Phase diagrams in two dimensions can have more elaborate basins of attraction:
Even in derministic systems, without any randomness, the basins of attraction that indicate which equilbirum point is finally reached can be extemely detailed, as the value careens in crazy directions as it is pulled by the different attractors. Here is a fractal created by plotting which solution Newton’s Method finds.
This is somewhat similar to the motion of a chaotic pendulum that swings over stationary magnets:
There is a branch of study called catastrophe theory that deals with situations in which fixed points can be created or destroyed by a small change in a continuous parameter. The “catastrophes” can occur when a large qualitative change happens in response to a very tiny change. Fold bifurcations are one example, in which an Allee species may be devastated by a downturn in conditions, and will not recover even when conditions go back to what they were.
Catastrophes are a lot like phase transitions. Magnet hysteresis occurs because the number of magnetic domains that will be aligned for a given external field will depend on the initial state of the magnet.
In electronics, data can be stored in the magnetic domains of a hard drive disc or a flip-flop circuit, because of the bi-stability.
Some attractors might be considered “bad.” In materials science, there are sometimes metastable states that are local minima, but not the most stable (global minimum). Sometimes external energy is required to get the system of the trap of a local minimum, as in annealing metal. Similarly in people’s lives, living in a rut is comfortable but sub-optimal, and very hard to get out of. In the Upside of Down the author writes that failure is sometimes needed to “kick” us out of a local minimum because of status quo/optimism/normalcy/diplomatic/sunk cost biases. She also talks about the dangers of unemployment scarring, in which not having a job makes getting a job harder. That makes joblessness “sticky,” in the sense that it becomes a fixed state that is very hard to get out of.
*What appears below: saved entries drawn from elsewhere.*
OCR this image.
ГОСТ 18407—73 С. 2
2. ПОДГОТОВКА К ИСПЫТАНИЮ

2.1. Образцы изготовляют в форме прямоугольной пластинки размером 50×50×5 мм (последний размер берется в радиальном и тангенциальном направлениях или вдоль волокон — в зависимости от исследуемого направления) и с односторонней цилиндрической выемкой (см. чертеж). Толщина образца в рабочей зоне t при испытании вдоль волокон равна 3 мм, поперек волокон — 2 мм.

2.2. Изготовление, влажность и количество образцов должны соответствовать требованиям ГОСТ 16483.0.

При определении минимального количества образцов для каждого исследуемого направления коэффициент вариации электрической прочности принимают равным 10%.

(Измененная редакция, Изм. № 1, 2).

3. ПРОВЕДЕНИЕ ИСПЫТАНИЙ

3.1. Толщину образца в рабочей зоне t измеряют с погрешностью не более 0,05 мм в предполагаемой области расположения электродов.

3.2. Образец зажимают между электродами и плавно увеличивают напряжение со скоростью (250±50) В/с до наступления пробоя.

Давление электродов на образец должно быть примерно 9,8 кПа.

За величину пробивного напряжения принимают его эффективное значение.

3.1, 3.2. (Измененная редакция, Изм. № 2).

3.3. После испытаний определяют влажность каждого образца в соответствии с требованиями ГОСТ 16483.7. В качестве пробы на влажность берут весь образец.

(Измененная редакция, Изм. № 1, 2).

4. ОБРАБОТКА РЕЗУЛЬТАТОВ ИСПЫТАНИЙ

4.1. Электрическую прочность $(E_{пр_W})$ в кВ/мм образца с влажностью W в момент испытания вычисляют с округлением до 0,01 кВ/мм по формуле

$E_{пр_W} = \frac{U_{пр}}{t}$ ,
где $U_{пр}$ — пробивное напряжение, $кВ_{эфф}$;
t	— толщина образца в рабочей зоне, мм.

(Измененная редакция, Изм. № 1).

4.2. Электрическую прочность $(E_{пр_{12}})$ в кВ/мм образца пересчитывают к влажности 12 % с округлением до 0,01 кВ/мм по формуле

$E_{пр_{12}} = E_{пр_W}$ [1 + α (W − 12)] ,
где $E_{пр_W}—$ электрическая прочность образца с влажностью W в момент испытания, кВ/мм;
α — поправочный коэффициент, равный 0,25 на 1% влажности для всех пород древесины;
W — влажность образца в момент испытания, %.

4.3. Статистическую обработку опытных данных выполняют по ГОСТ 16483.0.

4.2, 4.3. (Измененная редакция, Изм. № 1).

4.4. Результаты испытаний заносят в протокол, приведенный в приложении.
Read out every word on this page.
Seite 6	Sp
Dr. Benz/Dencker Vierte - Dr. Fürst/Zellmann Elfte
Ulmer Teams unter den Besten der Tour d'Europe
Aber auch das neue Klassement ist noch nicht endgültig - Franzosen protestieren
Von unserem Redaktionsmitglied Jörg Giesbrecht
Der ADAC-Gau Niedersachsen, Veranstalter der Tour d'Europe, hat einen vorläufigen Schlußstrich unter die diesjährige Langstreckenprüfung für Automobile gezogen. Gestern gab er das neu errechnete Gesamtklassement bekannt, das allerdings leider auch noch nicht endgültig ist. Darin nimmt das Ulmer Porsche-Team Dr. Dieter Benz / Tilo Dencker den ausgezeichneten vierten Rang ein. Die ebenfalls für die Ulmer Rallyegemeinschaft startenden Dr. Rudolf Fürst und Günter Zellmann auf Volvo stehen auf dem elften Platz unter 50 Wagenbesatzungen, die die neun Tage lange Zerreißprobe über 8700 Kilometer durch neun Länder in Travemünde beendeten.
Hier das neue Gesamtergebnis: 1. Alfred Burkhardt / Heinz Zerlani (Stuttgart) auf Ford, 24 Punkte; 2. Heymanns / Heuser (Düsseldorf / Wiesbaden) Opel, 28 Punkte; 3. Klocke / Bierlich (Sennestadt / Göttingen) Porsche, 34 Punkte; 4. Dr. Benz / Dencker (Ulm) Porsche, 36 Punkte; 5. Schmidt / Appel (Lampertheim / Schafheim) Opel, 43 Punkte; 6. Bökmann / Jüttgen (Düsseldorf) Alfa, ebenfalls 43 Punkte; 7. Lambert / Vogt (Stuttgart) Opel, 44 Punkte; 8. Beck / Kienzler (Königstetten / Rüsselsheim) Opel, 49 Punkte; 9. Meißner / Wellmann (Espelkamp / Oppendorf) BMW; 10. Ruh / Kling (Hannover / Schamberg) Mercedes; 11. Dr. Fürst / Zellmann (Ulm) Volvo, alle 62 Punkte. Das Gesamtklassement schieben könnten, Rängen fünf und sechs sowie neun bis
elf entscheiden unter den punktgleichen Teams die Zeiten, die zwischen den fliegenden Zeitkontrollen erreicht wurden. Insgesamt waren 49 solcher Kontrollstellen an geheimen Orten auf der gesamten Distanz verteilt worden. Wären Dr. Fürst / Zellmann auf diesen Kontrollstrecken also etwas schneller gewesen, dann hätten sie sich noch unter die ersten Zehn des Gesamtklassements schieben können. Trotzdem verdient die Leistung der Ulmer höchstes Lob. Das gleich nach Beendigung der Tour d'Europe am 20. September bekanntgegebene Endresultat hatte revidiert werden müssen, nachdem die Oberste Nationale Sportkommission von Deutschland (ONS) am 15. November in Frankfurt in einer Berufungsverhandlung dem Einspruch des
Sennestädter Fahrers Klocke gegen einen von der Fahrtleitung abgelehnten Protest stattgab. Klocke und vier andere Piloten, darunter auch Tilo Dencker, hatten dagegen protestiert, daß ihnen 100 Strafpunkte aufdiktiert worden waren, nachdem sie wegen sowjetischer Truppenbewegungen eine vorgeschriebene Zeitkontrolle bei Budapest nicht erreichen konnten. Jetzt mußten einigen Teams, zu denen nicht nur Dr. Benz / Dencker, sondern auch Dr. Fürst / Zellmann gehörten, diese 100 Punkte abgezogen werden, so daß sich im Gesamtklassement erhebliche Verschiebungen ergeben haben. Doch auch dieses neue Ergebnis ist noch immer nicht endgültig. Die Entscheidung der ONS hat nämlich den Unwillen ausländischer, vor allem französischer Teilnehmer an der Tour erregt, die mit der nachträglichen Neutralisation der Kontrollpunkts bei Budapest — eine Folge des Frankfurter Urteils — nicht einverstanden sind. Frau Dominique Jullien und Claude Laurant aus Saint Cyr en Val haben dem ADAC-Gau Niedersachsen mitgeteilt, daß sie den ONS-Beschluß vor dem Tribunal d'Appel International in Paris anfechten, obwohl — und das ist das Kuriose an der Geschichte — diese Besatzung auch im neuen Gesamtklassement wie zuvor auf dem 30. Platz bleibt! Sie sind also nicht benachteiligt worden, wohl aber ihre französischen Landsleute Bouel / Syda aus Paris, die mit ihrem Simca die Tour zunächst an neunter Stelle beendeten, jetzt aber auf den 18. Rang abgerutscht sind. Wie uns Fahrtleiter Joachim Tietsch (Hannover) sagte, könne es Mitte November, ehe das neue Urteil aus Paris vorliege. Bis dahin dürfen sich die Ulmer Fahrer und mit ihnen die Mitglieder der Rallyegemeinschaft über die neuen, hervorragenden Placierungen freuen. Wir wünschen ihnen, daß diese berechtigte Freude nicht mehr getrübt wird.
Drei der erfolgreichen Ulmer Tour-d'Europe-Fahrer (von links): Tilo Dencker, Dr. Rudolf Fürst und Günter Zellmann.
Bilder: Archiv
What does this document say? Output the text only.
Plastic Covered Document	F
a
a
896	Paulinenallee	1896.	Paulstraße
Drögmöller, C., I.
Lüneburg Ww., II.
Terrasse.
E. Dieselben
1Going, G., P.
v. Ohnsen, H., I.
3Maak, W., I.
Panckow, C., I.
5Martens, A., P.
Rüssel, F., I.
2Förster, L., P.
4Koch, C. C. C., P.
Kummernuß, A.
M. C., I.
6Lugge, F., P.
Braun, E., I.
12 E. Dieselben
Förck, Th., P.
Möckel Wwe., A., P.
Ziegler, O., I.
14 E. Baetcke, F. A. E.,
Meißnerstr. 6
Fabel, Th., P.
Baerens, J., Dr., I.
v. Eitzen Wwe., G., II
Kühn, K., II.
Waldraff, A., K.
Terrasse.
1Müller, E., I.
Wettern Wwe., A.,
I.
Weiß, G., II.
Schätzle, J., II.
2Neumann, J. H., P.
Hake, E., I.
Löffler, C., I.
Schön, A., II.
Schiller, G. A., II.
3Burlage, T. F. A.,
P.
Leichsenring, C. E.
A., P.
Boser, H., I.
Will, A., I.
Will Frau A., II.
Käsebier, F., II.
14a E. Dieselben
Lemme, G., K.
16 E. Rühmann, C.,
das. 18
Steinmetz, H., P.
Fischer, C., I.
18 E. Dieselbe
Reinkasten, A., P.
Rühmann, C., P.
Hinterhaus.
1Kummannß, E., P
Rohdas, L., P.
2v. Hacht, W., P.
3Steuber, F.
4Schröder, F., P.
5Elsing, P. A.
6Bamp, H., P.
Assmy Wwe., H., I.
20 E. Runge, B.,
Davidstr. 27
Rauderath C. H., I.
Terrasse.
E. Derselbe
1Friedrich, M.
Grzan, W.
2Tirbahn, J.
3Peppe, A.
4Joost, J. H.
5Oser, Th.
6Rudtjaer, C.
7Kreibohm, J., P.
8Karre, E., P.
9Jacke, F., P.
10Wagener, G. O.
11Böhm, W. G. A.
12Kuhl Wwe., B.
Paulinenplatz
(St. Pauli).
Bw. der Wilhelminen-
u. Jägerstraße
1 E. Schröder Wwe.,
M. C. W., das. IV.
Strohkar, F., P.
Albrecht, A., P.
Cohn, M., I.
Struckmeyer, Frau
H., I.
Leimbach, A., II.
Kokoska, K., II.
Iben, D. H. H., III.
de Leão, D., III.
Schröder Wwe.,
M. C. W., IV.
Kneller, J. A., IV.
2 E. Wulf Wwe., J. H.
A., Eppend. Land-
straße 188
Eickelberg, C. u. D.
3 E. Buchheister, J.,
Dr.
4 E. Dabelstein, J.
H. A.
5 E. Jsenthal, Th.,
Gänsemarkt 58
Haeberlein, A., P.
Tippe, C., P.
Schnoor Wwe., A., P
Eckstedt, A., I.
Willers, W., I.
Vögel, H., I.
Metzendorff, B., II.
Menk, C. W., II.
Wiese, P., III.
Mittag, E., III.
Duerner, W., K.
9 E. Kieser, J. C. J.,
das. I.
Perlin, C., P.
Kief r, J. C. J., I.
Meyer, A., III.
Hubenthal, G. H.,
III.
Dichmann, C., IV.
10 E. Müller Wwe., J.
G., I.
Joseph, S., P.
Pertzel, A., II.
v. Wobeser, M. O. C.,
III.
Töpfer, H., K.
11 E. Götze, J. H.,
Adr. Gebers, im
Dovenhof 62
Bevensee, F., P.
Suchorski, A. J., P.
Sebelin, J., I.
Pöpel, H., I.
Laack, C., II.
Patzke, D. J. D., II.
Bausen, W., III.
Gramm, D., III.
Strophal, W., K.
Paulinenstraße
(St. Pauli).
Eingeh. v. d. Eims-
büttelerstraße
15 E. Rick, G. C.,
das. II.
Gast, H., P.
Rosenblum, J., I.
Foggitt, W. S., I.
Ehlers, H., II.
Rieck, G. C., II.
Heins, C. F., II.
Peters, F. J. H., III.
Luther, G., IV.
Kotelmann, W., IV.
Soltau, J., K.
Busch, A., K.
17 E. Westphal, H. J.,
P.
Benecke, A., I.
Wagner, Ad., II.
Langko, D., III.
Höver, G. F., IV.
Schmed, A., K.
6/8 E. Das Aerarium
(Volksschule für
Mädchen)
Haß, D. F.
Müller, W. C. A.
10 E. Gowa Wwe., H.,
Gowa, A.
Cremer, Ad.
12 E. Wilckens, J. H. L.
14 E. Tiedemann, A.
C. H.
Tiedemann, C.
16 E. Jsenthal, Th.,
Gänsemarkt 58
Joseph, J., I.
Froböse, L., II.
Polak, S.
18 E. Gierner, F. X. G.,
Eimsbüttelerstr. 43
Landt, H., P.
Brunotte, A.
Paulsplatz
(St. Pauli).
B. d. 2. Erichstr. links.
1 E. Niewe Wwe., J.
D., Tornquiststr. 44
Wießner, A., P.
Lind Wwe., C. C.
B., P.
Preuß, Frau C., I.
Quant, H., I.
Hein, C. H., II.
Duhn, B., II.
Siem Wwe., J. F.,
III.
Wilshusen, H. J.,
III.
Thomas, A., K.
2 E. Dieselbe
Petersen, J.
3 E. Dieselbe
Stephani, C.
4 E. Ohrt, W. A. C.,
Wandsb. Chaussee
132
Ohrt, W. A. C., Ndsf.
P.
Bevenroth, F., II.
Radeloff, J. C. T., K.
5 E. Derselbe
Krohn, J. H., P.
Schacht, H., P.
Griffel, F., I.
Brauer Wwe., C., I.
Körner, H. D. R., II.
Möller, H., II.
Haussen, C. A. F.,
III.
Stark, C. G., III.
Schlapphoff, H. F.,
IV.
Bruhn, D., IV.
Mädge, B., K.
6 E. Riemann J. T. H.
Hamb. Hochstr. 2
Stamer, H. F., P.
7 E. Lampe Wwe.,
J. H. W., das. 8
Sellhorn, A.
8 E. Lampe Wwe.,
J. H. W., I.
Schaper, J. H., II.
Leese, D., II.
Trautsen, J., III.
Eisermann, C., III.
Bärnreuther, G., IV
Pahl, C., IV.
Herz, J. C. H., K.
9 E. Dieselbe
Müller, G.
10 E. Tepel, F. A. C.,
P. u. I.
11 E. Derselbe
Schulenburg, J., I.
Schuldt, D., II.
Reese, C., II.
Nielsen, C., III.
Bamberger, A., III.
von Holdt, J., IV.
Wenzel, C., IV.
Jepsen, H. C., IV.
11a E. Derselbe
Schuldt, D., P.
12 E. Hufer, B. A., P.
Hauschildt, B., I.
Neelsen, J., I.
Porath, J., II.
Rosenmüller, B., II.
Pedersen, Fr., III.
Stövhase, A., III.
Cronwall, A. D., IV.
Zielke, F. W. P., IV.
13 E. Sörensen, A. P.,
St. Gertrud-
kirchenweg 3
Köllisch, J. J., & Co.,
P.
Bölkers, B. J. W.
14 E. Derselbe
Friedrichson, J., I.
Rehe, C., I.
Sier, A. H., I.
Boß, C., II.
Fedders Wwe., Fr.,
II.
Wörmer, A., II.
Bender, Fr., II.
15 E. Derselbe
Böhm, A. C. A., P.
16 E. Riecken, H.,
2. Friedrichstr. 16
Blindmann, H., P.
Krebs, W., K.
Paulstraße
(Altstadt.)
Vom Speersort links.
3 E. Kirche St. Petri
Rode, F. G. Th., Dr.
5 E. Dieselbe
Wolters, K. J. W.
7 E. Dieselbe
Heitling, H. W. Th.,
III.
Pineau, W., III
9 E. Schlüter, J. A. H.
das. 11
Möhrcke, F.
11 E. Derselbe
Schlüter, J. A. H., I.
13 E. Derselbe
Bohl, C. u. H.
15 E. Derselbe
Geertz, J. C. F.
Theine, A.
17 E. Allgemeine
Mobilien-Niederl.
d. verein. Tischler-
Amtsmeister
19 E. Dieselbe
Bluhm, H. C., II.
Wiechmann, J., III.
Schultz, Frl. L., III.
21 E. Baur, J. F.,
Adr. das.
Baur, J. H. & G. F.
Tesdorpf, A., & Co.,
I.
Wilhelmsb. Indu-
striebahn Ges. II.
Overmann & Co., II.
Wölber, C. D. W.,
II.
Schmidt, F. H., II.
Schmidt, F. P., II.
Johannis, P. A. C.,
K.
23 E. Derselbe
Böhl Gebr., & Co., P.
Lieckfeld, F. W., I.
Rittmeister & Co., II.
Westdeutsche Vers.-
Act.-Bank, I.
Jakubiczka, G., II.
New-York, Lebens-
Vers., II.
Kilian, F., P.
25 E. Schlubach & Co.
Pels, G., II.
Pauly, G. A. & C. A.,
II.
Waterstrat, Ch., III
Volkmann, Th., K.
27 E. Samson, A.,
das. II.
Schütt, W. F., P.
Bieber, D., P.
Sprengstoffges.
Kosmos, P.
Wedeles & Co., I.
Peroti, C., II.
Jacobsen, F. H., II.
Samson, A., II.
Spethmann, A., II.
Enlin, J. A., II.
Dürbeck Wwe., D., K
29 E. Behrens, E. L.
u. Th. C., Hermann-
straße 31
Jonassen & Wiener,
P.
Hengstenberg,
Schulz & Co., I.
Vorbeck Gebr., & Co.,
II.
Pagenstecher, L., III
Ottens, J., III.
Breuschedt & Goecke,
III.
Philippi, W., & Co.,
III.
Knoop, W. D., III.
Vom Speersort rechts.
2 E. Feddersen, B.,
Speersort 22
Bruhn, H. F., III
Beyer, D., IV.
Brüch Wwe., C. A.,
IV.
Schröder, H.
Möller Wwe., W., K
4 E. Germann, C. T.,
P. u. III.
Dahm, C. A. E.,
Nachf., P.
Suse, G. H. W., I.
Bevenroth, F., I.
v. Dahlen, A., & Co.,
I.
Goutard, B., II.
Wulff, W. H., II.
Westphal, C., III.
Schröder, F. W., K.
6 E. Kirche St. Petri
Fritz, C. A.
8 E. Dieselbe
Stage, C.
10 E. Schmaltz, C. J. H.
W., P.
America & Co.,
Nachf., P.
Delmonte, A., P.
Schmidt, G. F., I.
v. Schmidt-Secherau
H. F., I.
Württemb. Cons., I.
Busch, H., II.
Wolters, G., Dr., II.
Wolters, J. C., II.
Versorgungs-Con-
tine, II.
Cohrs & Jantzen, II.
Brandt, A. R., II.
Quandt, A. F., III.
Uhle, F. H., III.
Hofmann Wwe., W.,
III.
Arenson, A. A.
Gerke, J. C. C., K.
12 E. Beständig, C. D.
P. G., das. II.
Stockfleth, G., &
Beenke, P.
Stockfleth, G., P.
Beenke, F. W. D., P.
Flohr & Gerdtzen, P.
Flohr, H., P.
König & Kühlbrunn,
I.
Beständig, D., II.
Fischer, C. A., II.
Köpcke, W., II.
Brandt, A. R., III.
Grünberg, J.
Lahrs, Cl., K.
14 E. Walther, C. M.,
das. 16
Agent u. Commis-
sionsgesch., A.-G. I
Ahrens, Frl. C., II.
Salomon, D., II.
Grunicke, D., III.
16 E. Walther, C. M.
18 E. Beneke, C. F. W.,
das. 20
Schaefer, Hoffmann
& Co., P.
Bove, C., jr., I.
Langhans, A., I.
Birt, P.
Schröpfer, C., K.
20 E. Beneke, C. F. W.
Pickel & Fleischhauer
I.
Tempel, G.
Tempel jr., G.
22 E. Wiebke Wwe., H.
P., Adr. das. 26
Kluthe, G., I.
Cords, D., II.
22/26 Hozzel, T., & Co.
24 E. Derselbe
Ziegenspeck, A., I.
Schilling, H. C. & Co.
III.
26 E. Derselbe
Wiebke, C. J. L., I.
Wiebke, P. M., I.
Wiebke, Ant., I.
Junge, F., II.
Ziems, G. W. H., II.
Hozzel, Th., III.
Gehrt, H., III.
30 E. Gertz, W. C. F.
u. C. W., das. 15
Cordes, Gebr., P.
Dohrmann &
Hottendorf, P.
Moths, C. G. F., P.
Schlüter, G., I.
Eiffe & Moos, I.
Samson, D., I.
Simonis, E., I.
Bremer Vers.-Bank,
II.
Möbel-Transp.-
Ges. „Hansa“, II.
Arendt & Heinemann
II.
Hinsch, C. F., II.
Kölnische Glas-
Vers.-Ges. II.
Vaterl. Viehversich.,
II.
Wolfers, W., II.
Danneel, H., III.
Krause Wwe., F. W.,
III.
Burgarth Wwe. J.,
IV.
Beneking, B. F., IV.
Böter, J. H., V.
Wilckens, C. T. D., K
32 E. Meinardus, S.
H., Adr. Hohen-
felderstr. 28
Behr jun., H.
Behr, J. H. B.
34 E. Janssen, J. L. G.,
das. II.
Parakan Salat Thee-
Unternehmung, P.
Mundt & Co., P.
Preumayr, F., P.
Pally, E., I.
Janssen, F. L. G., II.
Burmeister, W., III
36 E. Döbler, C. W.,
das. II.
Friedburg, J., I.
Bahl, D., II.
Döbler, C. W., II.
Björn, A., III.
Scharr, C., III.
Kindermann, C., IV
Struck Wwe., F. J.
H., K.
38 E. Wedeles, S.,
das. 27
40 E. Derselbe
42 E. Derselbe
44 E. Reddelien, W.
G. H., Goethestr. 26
When I watch the X-Men movies, I sometimes see Prof X and Magneto as representing two different equilibria. Prof X thinks that humans and mutant can live in harmony, while Magneto is convinced that they cannot. As the Days of Future Past movie explores, two fixed states are possible – harmony, or mutual aggression – and the final destination is very path dependent. A single incident can lead to escalation that ends in total war. From this point, detente is very difficult. On the other hand, if each side believes that the other can be trusted, there can be peace.